テラ創設者ド・クオンの米国送致が却下、モンテネグロ裁判所で再審へ

クオン氏の米国送致は却下

モンテネグロの裁判所によって下された、暗号資産(仮想通貨)起業家のド・クオン(Do Kwon)氏の米国送致命令は、モンテネグロの控訴裁判所によって却下された。12月19日の通達で明らかとなった。

韓国籍のド・クオン氏は、2022年5月に破綻したことで、暗号資産市場を揺るがせたステーブルコイン「テラUSD:TerraUSD(UST)」を運営する韓国拠点のテラフォームラボ(Terraform Labs)の元CEOだ。

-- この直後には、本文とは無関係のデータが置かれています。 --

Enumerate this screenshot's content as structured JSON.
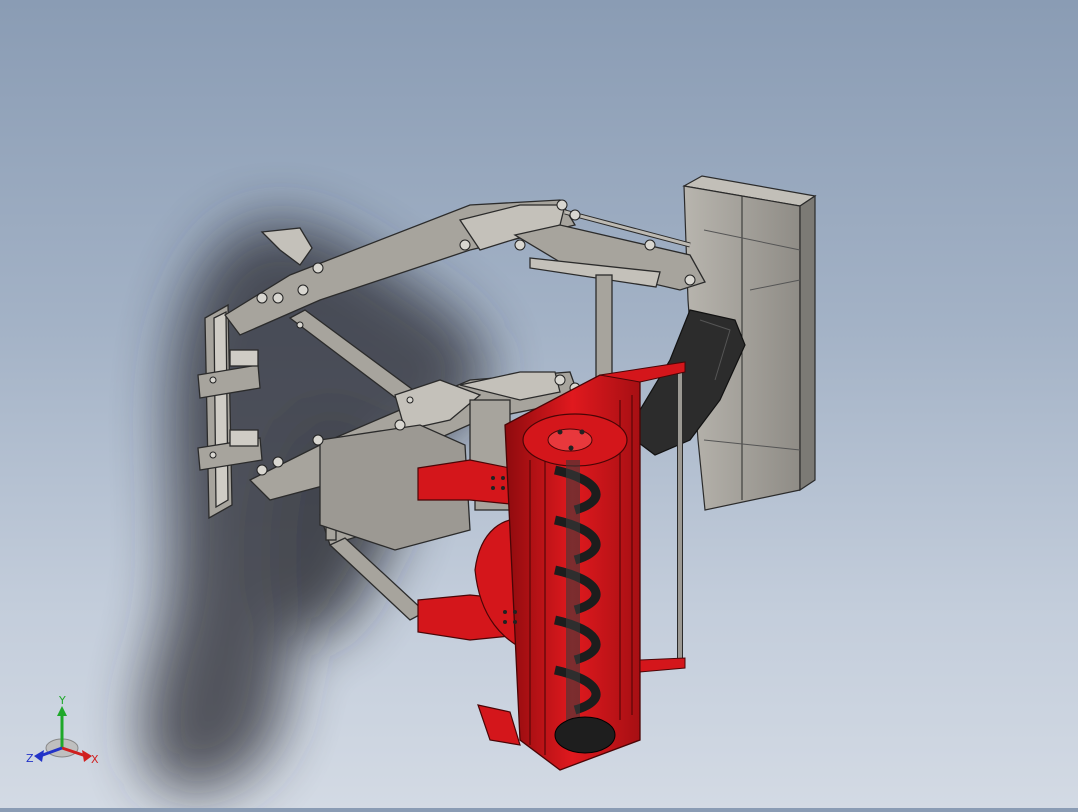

今年3月にモンテネグロで逮捕・収監されている韓国籍のド・クオン氏は、テラフォームラボの破綻に関する刑事責任を問うため、米国と韓国から身柄の引き渡しを求められていた。

モンテネグロの裁判所は11月、ド・クオン氏の身柄引き渡しを承認したが、どちらの国の当局へ送致するかはモンテネグロ法務大臣のアンドレイ・ミロヴィッチ(Andrej Milovic)氏に一任したと報じられていた。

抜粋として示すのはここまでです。